When versatility is framed in this way, it becomes clear that there is a connection between versatile leadership behavior and Yin and Yang; they are opposite, yet complementary. They are different but interdependent. And one approach without its apparent opposite is insufficient. 

A rare skill set 

However, the number of versatile leaders is limited. Since 2013, 24,000 leaders worldwide have been surveyed using LVI. Only just under 10% of these leaders are versatile and able to balance strategic and operational, supportive and directive leadership.  

The vast majority of leaders lead with a set of unambiguous leadership approaches - often based on their own beliefs about what good leadership is and values that act as guideposts that shape the leader's behavior. Our mindset about who we are and what we perceive as good leadership shapes our behavior - often in a singular direction and makes us effective in a particular domain.  

For example, I often see leaders who describe their most important value as empathy, which shapes their behavior in a direction where supporting, listening and giving freedom dominate. These are all good and effective leadership qualities, but in clear leadership, it often comes at the expense of the leader's ability to follow up, give direct feedback and hold people accountable. As a result, decisions are made too late and employees become demotivated because they are not managed for results or potential is not realized.  

This tendency towards one-size-fits-all leadership approaches leads to the leader developing particular strengths in a leadership domain at the expense of complementary leadership styles, making these strengths the leader's pitfall. Instead, versatile leaders are able to balance their strengths and work on their leadership mindset to allow for multiple perspectives and opposing skills and approaches at the same time. 

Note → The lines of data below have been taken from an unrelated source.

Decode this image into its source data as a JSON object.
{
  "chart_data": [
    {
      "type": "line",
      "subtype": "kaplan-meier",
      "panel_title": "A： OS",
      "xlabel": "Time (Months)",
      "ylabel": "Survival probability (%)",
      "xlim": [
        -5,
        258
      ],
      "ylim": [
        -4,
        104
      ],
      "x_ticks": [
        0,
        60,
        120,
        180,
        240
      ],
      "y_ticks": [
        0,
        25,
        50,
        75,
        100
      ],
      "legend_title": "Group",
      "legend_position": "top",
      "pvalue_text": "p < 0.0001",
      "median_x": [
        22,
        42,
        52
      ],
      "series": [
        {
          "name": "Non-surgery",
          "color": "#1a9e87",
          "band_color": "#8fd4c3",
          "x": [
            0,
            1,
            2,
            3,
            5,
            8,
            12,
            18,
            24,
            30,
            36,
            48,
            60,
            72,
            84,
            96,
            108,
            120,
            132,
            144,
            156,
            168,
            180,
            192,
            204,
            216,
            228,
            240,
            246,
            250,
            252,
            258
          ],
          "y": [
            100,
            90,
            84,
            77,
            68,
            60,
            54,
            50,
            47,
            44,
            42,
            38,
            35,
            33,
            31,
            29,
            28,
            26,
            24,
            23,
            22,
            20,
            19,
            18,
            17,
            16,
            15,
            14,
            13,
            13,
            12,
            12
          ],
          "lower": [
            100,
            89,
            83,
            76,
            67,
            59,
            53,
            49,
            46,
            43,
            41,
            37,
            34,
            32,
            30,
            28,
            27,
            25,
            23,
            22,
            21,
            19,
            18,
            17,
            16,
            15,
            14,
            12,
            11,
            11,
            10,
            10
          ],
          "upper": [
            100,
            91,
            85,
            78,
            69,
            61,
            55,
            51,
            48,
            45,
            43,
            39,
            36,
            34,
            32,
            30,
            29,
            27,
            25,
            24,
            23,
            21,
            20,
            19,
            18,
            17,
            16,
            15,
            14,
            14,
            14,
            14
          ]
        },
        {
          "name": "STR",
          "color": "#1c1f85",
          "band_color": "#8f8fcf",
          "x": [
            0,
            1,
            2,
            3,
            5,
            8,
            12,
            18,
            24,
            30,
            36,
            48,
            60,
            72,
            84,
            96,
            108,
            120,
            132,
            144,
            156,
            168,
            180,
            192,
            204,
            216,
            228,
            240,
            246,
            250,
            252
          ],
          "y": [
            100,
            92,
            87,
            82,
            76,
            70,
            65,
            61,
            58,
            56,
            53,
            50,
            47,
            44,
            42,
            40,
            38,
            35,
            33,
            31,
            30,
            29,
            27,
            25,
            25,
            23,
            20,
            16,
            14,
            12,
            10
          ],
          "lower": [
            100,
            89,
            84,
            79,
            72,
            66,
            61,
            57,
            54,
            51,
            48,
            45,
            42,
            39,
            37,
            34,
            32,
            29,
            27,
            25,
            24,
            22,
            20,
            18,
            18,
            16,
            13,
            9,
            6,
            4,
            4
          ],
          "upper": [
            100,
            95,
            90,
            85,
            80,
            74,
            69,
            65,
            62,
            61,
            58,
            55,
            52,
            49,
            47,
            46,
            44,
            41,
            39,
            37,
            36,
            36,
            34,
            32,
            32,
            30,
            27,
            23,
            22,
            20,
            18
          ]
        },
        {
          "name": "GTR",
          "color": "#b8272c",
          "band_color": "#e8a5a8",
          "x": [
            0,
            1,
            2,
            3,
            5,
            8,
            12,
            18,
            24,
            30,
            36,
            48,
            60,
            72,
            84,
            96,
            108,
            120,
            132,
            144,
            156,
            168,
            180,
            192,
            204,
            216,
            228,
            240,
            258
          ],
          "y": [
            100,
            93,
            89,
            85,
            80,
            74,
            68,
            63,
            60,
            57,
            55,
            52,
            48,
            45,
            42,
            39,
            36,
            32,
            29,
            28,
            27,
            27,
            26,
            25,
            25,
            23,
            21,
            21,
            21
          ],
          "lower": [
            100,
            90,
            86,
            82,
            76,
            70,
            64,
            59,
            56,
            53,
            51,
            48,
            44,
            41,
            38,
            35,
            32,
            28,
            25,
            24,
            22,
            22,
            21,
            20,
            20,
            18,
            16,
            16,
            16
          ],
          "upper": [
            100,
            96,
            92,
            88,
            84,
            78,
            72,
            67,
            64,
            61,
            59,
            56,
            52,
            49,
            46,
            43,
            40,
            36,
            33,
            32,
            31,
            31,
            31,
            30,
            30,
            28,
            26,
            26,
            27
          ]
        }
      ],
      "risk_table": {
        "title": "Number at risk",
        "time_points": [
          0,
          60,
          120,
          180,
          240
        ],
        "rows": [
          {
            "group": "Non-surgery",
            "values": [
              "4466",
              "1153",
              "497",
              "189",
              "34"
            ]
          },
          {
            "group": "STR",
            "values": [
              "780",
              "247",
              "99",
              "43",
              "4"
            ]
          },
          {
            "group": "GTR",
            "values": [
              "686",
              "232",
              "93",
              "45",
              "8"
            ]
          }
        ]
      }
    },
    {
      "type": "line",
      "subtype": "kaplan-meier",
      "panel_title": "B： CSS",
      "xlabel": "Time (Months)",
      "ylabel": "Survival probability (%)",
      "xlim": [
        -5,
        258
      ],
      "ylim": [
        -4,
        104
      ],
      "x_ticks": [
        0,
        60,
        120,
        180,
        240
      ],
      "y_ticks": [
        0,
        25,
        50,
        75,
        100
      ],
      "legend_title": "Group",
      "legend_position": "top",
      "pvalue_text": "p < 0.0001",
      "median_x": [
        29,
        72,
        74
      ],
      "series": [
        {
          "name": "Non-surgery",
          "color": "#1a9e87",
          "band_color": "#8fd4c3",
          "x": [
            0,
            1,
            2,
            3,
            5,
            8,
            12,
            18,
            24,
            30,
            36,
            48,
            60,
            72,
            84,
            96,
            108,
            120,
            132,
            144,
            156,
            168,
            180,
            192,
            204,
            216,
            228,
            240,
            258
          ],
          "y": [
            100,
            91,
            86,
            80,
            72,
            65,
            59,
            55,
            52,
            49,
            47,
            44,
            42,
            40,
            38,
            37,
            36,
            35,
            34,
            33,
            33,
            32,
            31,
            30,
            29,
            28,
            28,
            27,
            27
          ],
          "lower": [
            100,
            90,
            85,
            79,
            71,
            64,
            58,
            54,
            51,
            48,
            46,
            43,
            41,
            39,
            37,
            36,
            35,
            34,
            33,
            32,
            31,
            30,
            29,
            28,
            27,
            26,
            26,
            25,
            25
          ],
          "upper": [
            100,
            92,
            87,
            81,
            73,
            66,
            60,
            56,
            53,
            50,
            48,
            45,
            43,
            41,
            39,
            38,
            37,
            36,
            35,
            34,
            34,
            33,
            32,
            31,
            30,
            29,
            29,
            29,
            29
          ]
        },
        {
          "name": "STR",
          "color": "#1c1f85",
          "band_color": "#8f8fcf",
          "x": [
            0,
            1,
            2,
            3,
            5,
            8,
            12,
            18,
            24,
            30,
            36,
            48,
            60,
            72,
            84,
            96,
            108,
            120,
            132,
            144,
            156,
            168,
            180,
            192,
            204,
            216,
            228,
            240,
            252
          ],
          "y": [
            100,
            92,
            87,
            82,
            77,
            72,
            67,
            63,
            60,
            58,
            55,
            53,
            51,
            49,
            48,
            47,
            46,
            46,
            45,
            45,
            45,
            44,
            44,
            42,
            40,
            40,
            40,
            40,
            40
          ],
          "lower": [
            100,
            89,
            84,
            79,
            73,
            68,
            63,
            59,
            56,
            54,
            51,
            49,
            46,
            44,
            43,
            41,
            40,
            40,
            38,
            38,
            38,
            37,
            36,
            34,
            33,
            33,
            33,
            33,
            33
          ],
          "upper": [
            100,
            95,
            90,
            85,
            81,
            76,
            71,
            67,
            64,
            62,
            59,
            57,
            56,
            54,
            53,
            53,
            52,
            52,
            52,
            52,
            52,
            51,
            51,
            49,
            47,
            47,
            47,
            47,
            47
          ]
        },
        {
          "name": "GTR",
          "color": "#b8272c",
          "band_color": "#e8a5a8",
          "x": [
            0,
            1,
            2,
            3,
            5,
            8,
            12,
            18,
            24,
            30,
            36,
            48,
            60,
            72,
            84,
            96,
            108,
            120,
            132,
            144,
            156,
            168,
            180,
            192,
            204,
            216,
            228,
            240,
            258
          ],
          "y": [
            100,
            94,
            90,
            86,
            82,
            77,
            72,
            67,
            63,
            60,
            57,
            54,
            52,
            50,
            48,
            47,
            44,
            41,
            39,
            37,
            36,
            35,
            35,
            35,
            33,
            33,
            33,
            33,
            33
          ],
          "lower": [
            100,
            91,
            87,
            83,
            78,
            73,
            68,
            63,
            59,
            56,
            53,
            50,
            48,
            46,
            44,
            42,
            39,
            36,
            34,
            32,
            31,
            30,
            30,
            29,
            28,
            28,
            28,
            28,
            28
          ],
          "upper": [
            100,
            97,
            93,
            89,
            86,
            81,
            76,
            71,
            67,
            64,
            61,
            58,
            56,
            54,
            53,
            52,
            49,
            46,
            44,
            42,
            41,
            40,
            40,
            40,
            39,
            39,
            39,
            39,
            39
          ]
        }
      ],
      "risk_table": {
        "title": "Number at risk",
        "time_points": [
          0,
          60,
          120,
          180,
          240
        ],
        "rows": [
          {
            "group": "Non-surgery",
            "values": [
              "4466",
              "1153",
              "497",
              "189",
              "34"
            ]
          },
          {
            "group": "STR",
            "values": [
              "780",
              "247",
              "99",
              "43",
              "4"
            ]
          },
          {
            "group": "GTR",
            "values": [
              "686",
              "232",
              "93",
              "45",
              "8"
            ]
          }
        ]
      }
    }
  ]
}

Rob Kaiser's latest data also shows that the most versatile leaders have in common that their careers have been characterized by change and many different types of challenges. They've worked in a variety of roles that required them to learn skills that didn't come easily or naturally to them. Versatile leaders moved between different functions, industries and organizations, taking on difficult tasks with heterogeneous groups of employees.  

With this in mind, we can conclude that versatility is more than just another leadership competency. It is a meta-competency that reflects both the ability to balance conflicting demands for behavior and the ability to cultivate knowledge about which behaviors are most appropriate in which situations - and to what extent - combined with the courage to put oneself in a learning context. 

Three paths to more versatile leadership 

If you want to achieve a higher degree of versatility in your leadership, there are three common principles we recommend: 

Self-reflection and the ability to become visible to yourself: To become more versatile as a leader, you need to understand your preferences and inclinations. Which behaviors come naturally to you and which don't? Recognizing your own beliefs and the options they open and close in your leadership is the first place to start when you want to strengthen your leadership skills 

Courage to learn: The leader must also move outside their comfort zone. It sounds like a cliché, but research emphasizes that versatile leaders have in common that they seek out challenging learning situations. In these situations, leaders can more easily learn how to work with skills that don't come naturally and develop a sensitivity to environments outside of their own preferences. 

Constantly evolving leadership identity: Many leaders like to draw clear lines, even when it comes to themselves. They tend to understand and portray themselves in polarized terms. They are one or the other and may idealize the way they lead. But versatility rests on the ability to be nuanced and do both.